During the early stages of human papillomavirus (HPV) infections, the innate immune system creates a pro-inflammatory microenvironment by recruiting innate immune cells to eliminate the infected cells, initiating an effective acquired immune response. However, HPV exhibits a wide range of strategies for evading immune-surveillance, generating an anti-inflammatory microenvironment. The administration of new adjuvants, such as TLR (Toll-like receptors) agonists and alpha-galactosylceramide, has been demonstrated to reverse the anti-inflammatory microenvironment by down-regulating a number of adhesion molecules and chemo-attractants and activating keratinocytes, dendritic (DC), Langerhans (LC), natural killer (NK) or natural killer T (NKT) cells; thus, promoting a strong specific cytotoxic T cell response. Therefore, these adjuvants show promise for the treatment of HPV generated lesions and may be useful to elucidate the unknown roles of immune cells in the natural history of HPV infection. This review focuses on HPV immune evasion mechanisms and on the proposed response of the innate immune system, suggesting a role for the surrounding pro-inflammatory microenvironment and the NK and NKT cells in the clearance of HPV infections.

Figure 1

Schematic representation of the immunological microenvironment in a human papillomavirus (HPV) infection. (a) The predominant microenvironment induced by HPV promotes a down-regulation of antigen presentation, which triggers the following phenomena: (1) modulation of the cytokine-mediated inflammatory response of keratinocytes as the first line of defense against infection; (2) the inhibition of the activation and migration of Langerhans (LCs); and (3) evasion of the infiltration of dendritic cells (DCs) from the stroma. (b) The possible pro-inflammatory microenvironment in keratinocytes adjacent to the lesion.
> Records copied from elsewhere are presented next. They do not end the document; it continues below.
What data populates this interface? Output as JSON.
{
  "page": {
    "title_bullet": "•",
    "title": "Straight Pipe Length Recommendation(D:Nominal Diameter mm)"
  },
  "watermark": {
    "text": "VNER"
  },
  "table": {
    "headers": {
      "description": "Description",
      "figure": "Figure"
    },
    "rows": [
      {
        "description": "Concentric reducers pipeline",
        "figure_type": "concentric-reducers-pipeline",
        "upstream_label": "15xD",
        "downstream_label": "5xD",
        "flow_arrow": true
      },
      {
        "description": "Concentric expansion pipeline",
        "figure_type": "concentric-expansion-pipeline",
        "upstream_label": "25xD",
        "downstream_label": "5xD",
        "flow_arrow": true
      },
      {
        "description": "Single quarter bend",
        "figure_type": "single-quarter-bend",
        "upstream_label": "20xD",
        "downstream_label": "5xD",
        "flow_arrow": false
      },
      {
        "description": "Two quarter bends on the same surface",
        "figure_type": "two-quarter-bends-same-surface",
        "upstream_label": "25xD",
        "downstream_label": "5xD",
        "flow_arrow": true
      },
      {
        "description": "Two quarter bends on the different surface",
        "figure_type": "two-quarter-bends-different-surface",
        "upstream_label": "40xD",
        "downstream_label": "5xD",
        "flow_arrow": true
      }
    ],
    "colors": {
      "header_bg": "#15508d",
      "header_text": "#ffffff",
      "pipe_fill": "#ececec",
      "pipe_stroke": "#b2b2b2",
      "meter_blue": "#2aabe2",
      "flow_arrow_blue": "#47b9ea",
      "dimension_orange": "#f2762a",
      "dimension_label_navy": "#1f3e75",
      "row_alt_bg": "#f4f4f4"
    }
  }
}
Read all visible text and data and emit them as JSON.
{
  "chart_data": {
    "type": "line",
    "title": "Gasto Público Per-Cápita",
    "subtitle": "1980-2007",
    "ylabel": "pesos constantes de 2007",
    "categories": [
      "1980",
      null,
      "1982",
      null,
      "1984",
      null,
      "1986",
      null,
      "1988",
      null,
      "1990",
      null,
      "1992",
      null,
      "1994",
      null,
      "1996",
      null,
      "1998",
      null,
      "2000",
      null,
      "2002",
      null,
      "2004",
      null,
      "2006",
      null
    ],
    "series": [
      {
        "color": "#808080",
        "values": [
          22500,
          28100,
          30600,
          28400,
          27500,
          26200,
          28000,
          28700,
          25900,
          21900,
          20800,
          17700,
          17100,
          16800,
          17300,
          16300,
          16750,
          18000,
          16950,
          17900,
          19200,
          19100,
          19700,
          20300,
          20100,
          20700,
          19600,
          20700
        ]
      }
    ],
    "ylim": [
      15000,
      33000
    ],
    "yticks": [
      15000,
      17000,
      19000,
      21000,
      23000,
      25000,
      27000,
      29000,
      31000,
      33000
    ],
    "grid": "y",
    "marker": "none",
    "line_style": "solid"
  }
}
This microenvironment is characterized by down-regulation of the anti-inflammatory cytokine IL-10 and the presence of activated T-cells. The arrows with a question mark indicate an unknown process that could reverse the HPV-induced microenvironment.

Figure 2

Schematic representation of the role of the innate immune response following adjuvant stimulation during HPV infection. (a) Stimulation of natural killer T (NKT) cells using α-GalCer, together with HPV-antigens, promotes CD4+ and CD8+ T cells antigen-specific responses and the rapid release of high levels of inflammatory cytokines, such as IFN-γ. (b) NK cells can kill HPV-infected cells, following their indirect activation through adjuvants such as α-GalCer and Toll-like receptor (TLR) agonists, via IFN-γ. (c) The induction of a pro-inflammatory response through TLR agonists rescues keratinocytes from the HPV-induced microenvironment to promote antigen presentation.